The Details tab includes attributes of your transform. It shows you the details about the transform definition, including the following:

  • Transform name shows the name of the transform.

  • Type lists the type of the transform.

  • Status displays whether the transform is ready to be used in a script or job.

  • Force output to match labels displays whether the transform forces the output to match the labels provided by the user.

Estimate quality

The Estimate quality tab shows the metrics that you use to measure the quality of the transform. Estimates are calculated by comparing the transform match predictions using a subset of your labeled data against the labels you have provided. These estimates are approximate.You can invoke an Estimate quality task run from this tab.

The Estimate quality tab shows the metrics from the last Estimate quality run including the following properties:

  • Area under the Precision-Recall curve is a single number estimating the upper bound of the overall quality of the transform. It is independent of the choice made for the precision-recall parameter. Higher values indicate that you have a more attractive precision-recall tradeoff.

  • Precision estimates how often the transform is correct when it predicts a match.

  • Recall upper limit estimates that for an actual match, how often the transform predicts the match.

  • Max F1 estimates the transform's accuracy between 0 and 1, where 1 is the best accuracy. For more information, see F1 score in Wikipedia.

For information about understanding quality estimates versus true quality, see Quality Estimates Versus End-to-End (True) Quality.

For more information about tuning your transform, see Tuning Machine Learning Transforms in AWS Glue.

Quality Estimates Versus End-to-End (True) Quality

In the FindMatches machine learning transform, AWS Glue estimates the quality of your transform by presenting the internal machine-learned model with a number of pairs of records that you provided matching labels for but that the model has not seen before. These quality estimates are a function of the quality of the machine-learned model (which is influenced by the number of records that you label to “teach” the transform). The end-to-end, or true recall (which is not automatically calculated by the FindMatches transform) is also influenced by the FindMatches filtering mechanism that proposes a wide variety of possible matches to the machine-learned model.

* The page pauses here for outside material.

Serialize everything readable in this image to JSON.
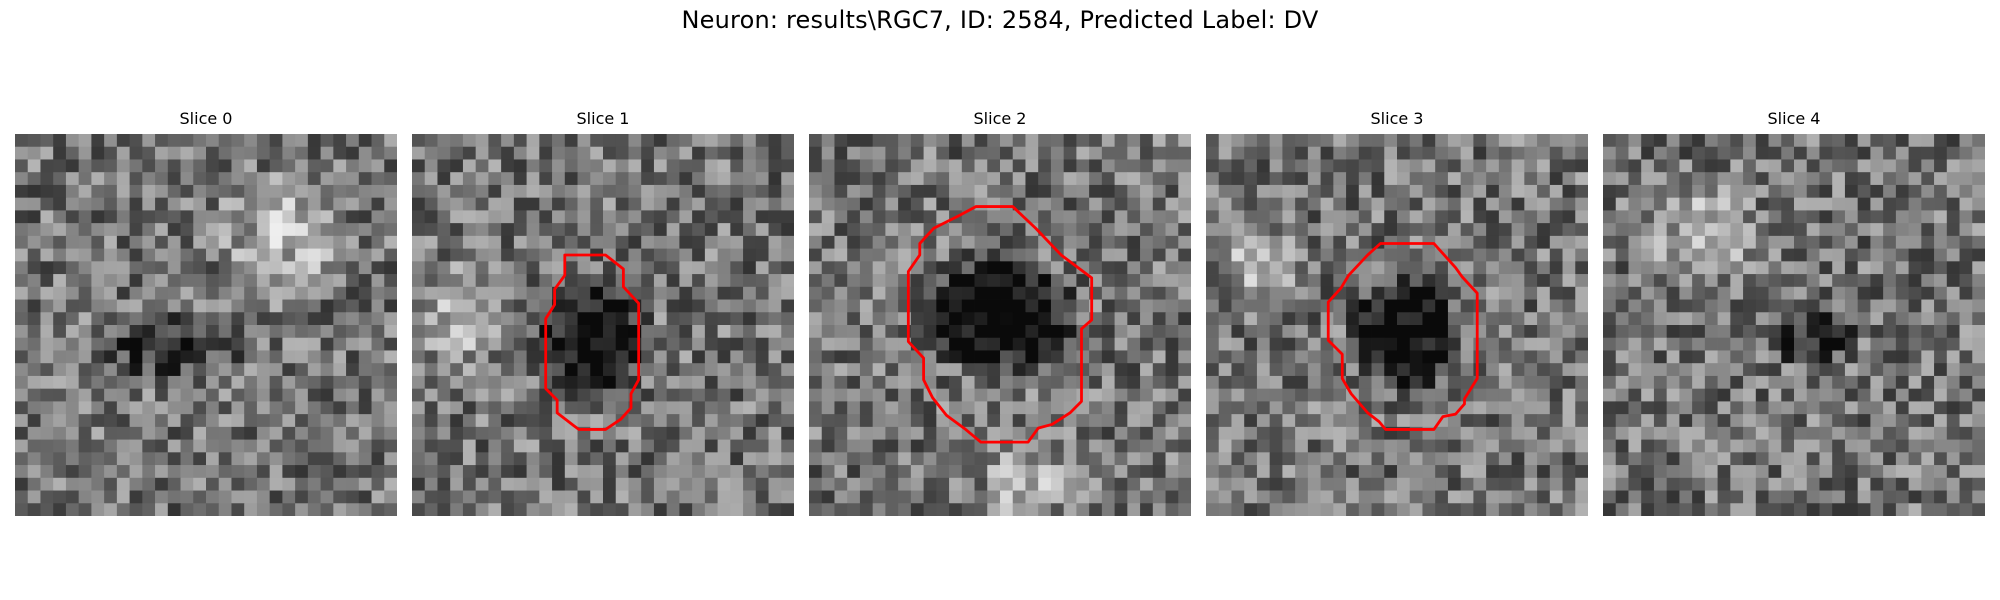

You can tune this filtering method primarily by using the Lower Cost-Accuracy slider. As you move this slider closer to the Accuracy end, the system does a more thorough and expensive search for pairs of records that might be matches. More pairs of records are fed to your machine-learned model, and your FindMatches transform's end-to-end or true recall gets closer to the estimated recall metric. As a result, changes in the end-to-end quality of your matches as a result of changes in your matches's cost/accuracy tradeoff will typically not be reflected in the quality estimate.